Hiroshima mon amour (1959)

bien regarder, je crois que ça s’apprend
"Elle"

Le film entier est fondé sur la contradiction. Contradiction de l'oubli
indispensable et terrifiant, d'un destin aussi singulier sur un fond aussi
collectif, de la guerre qui sépare et réunit, des personnages qui, sur un ton de
récitation lyrique, composent leurs gestes mais essaient de conserver la vérité
du cœur, et qui peuvent apparaître, selon les phrases et les heures,
authentiques ou mythiques
.

Alain Resnais, Le Monde, 10/11 mai 1959

De passage à Hiroshima où elle joue dans un film anti-nucléaire, une actrice française (Emmanuelle Riva) rencontre un architecte japonais (Eiji Okada).
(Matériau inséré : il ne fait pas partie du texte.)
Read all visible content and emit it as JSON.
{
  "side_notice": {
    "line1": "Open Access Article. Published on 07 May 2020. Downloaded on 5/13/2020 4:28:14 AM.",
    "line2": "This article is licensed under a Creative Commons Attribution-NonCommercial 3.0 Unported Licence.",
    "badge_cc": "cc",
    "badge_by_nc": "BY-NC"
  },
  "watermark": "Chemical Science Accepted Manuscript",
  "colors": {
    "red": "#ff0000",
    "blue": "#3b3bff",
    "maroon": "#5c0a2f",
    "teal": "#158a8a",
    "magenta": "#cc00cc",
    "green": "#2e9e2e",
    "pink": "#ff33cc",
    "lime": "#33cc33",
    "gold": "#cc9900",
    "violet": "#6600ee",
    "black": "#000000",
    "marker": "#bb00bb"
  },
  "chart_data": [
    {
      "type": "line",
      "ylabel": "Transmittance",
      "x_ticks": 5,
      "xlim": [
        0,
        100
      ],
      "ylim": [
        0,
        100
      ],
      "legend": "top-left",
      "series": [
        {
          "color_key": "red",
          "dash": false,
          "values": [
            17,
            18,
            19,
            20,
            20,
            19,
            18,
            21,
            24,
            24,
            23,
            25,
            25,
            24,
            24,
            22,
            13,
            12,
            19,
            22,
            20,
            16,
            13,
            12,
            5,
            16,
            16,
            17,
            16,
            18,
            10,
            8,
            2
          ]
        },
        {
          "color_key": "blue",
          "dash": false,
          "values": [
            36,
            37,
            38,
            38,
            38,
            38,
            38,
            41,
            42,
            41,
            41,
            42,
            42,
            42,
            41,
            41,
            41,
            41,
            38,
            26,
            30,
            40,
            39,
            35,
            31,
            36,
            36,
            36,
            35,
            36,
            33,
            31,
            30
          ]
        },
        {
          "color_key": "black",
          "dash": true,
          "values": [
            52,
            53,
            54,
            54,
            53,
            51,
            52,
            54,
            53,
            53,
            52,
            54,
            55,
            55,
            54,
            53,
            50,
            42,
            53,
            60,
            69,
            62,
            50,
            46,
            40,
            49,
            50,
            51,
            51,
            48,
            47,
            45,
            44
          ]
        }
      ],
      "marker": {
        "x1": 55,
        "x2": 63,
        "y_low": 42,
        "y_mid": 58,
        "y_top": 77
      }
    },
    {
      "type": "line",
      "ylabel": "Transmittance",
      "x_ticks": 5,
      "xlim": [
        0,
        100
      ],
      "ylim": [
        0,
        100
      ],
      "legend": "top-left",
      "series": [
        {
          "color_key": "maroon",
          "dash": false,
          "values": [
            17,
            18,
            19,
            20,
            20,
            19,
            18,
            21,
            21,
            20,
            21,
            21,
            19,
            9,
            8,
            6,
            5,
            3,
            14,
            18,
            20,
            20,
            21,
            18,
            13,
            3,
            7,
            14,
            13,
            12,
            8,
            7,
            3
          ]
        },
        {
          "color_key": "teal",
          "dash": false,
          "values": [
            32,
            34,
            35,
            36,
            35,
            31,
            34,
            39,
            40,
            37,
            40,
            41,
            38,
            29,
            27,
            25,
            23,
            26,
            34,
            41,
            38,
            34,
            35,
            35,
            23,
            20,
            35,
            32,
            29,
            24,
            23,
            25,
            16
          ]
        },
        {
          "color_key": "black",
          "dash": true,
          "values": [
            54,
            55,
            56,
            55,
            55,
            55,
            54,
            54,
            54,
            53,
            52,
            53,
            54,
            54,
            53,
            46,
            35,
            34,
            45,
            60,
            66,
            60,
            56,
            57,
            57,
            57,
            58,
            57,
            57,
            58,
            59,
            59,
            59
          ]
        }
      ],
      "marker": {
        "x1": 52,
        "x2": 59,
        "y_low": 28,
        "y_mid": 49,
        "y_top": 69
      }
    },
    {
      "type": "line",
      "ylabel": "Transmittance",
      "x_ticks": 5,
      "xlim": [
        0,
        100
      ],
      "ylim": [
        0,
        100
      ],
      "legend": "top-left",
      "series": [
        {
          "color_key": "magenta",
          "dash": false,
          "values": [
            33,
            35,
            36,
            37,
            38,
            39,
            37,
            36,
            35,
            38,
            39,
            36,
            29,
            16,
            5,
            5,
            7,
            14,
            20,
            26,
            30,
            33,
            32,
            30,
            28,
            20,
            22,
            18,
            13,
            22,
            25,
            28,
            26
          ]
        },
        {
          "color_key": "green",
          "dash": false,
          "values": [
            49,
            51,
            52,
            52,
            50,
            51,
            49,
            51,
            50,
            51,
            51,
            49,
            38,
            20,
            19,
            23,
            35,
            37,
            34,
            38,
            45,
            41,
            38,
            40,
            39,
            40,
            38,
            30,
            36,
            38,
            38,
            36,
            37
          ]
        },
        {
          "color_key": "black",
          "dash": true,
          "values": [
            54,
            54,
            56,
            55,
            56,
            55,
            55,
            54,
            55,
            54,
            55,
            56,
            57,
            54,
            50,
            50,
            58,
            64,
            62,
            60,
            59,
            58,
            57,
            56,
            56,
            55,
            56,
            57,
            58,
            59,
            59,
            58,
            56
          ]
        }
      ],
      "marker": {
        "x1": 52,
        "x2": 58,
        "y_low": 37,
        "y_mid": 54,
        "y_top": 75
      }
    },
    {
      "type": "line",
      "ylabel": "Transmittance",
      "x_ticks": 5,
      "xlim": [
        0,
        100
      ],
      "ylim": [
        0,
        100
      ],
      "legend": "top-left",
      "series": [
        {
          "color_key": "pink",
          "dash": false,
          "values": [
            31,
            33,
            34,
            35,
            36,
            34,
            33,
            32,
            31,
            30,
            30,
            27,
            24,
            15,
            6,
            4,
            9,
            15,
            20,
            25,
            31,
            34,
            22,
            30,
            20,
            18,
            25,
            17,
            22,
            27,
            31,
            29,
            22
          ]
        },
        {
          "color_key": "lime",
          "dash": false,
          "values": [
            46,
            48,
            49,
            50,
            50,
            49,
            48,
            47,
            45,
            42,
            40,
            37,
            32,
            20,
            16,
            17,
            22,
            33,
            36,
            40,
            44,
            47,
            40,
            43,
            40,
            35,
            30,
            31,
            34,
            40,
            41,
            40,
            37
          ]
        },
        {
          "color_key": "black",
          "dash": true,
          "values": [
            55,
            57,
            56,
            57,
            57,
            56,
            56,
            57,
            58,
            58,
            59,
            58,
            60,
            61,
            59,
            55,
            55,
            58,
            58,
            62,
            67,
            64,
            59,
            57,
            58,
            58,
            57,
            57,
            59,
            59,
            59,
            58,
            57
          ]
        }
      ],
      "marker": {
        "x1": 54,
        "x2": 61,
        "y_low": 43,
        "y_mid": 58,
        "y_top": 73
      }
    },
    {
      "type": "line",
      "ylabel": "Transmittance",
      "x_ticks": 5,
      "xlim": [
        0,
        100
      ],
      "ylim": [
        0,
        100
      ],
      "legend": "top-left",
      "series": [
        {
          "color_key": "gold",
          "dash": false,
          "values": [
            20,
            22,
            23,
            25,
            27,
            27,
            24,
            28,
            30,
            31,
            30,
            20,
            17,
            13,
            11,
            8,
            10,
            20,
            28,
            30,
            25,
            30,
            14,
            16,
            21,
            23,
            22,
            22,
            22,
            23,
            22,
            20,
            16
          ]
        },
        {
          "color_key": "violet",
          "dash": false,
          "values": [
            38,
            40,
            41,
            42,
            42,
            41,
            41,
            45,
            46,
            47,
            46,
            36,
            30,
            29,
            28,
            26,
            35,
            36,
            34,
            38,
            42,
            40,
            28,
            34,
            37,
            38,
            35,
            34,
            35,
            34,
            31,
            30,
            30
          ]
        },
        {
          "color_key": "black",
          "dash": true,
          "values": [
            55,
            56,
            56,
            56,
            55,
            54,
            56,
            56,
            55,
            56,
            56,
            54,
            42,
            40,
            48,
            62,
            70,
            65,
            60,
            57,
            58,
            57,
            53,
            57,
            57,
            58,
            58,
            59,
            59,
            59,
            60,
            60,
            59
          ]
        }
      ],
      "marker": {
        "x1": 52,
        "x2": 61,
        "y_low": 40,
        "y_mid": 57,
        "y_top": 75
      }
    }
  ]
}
Tous deux sont mariés, mais ils passent la nuit ensemble, échangeant leurs pensées et leurs souvenirs. Lui, c'est ‘Hiroshima’ et la catastrophe apocalyptique de la bombe atomique. Elle, c'est ‘Nevers’ lieu de son premier amour de jeune fille pendant la deuxième guerre mondiale – un amour scandaleux, interdit (il s’agit d’un soldat allemand, tué à la Libération)- et de ses souvenirs de femme tondue, à moitié folle, enfermée par ses parents dans une cave. Mais les catastrophes, grandes et petites, passent avec le temps, et l'un et l'autre oublieront. Et parce que le présent d'aujourd'hui sera le passé de demain, ils devront se séparer…

Ce très beau film en noir et blanc, dont le scénario est signé par Marguerite Duras, constitue une méditation à la fois fascinante, inquiétante et pénétrante sur le statut et la puissance des images et sur les fils tordus, entrelacés, du temps: celui (horizontal) de l’histoire avec son "inexorable" ligne droite et celui (vertical) de la mémoire et des souvenirs. A travers ses déroutantes juxtapositions d’images (corps brûlés et irradiés, peau lisse de deux corps qui s’aiment, rues et espaces divers d’Hiroshima…), ses retours en arrière, son emploi de la voix-off et de la musique, et son emploi obsédant du travelling, Hiroshima mon amour est un film qui brouille la ligne entre actualités, reconstitutions, fictions, et souvenirs personnels. C’est une oeuvre qui, selon Jean-Pierre Jeancolas, constitue "une borne frontière qui sépare en deux le temps du cinéma. Il y a l'avant-Hiroshima et l'après. Après, les regards étaient différents".